Quando questionada sobre o que entendia como fundamental para o bom desenvolvimento do trabalho destacou o estudo. “É de fundamental importância a disciplina para estudar, aprender, se renovar. Isso é que nos faz forte e dá segurança para atuar. O saber nunca é o suficiente”, refletiu.
Lotado na regional de Juazeiro, o procurador Hugo Coelho afirmou que, apesar das dificuldades na infraestrutura de trabalho, do acúmulo de funções e da escassez de tempo para atender a todas as demandas, a PGE tem evoluído muito e integrado as regionais à sede.
Quando instado a dar um conselho aos recém empossados, Hugo Coelho os orientou a aproveitar sempre as oportunidades, pois elas são fontes de crescimento. “Não percam as oportunidades. Enfrentem os desafios na medida que aparecerem, pois são eles que nos tornam mais experientes e capacitados”, destacou.

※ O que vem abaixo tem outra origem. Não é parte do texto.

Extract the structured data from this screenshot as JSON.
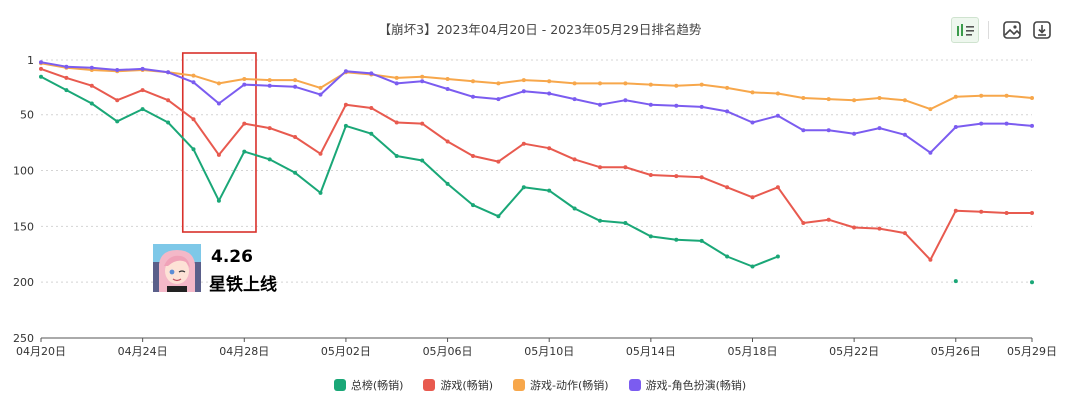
{
  "title": "【崩坏3】2023年04月20日 - 2023年05月29日排名趋势",
  "toolbar": {
    "icons": [
      "bar-chart-icon",
      "image-icon",
      "download-icon"
    ]
  },
  "annotation": {
    "date": "4.26",
    "text": "星铁上线",
    "highlight_x_range": [
      "04月26日",
      "04月29日"
    ]
  },
  "colors": {
    "total": "#1aa777",
    "game": "#e85a4f",
    "action": "#f7a74b",
    "roleplay": "#7b5cf0",
    "highlight": "#d9312b",
    "grid": "#d4d4d4"
  },
  "chart_data": {
    "type": "line",
    "title": "【崩坏3】2023年04月20日 - 2023年05月29日排名趋势",
    "xlabel": "",
    "ylabel": "",
    "y_inverted": true,
    "ylim": [
      1,
      250
    ],
    "y_ticks": [
      1,
      50,
      100,
      150,
      200,
      250
    ],
    "x": [
      "04月20日",
      "04月21日",
      "04月22日",
      "04月23日",
      "04月24日",
      "04月25日",
      "04月26日",
      "04月27日",
      "04月28日",
      "04月29日",
      "04月30日",
      "05月01日",
      "05月02日",
      "05月03日",
      "05月04日",
      "05月05日",
      "05月06日",
      "05月07日",
      "05月08日",
      "05月09日",
      "05月10日",
      "05月11日",
      "05月12日",
      "05月13日",
      "05月14日",
      "05月15日",
      "05月16日",
      "05月17日",
      "05月18日",
      "05月19日",
      "05月20日",
      "05月21日",
      "05月22日",
      "05月23日",
      "05月24日",
      "05月25日",
      "05月26日",
      "05月27日",
      "05月28日",
      "05月29日"
    ],
    "x_tick_labels": [
      "04月20日",
      "04月24日",
      "04月28日",
      "05月02日",
      "05月06日",
      "05月10日",
      "05月14日",
      "05月18日",
      "05月22日",
      "05月26日",
      "05月29日"
    ],
    "grid": true,
    "legend_position": "bottom",
    "series": [
      {
        "name": "总榜(畅销)",
        "color_key": "total",
        "values": [
          16,
          28,
          40,
          56,
          45,
          57,
          81,
          127,
          83,
          90,
          102,
          120,
          60,
          67,
          87,
          91,
          112,
          131,
          141,
          115,
          118,
          134,
          145,
          147,
          159,
          162,
          163,
          177,
          186,
          177,
          null,
          null,
          null,
          null,
          null,
          null,
          199,
          null,
          null,
          200
        ]
      },
      {
        "name": "游戏(畅销)",
        "color_key": "game",
        "values": [
          9,
          17,
          24,
          37,
          28,
          37,
          54,
          86,
          58,
          62,
          70,
          85,
          41,
          44,
          57,
          58,
          74,
          87,
          92,
          76,
          80,
          90,
          97,
          97,
          104,
          105,
          106,
          115,
          124,
          115,
          147,
          144,
          151,
          152,
          156,
          180,
          136,
          137,
          138,
          138
        ]
      },
      {
        "name": "游戏-动作(畅销)",
        "color_key": "action",
        "values": [
          4,
          8,
          10,
          11,
          10,
          12,
          15,
          22,
          18,
          19,
          19,
          26,
          12,
          14,
          17,
          16,
          18,
          20,
          22,
          19,
          20,
          22,
          22,
          22,
          23,
          24,
          23,
          26,
          30,
          31,
          35,
          36,
          37,
          35,
          37,
          45,
          34,
          33,
          33,
          35
        ]
      },
      {
        "name": "游戏-角色扮演(畅销)",
        "color_key": "roleplay",
        "values": [
          3,
          7,
          8,
          10,
          9,
          12,
          21,
          40,
          23,
          24,
          25,
          32,
          11,
          13,
          22,
          20,
          27,
          34,
          36,
          29,
          31,
          36,
          41,
          37,
          41,
          42,
          43,
          47,
          57,
          51,
          64,
          64,
          67,
          62,
          68,
          84,
          61,
          58,
          58,
          60
        ]
      }
    ]
  }
}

Para Ailton Cardozo as maiores dificuldades enfrentadas, hoje, pelos procuradores baianos é a deteriorização do sistema político e a conseqüente complexidade do diálogo com o governo. Para o procurador, entretanto, a humildade é essencial para o desenvolvimento e o aprendizado na carreira. “Tendo-se humildade, todo dia teremos o que aprender na PGE”, destacou.
Compartilhando da opinião do colega, a procuradora Alzemeri Martins lembrou do importante papel da humildade na vida de cada ser humano e destacou como peça chave para o desenvolvimento da PGE as pessoas. “Todos têm seu valor. Nunca esqueçam disso”.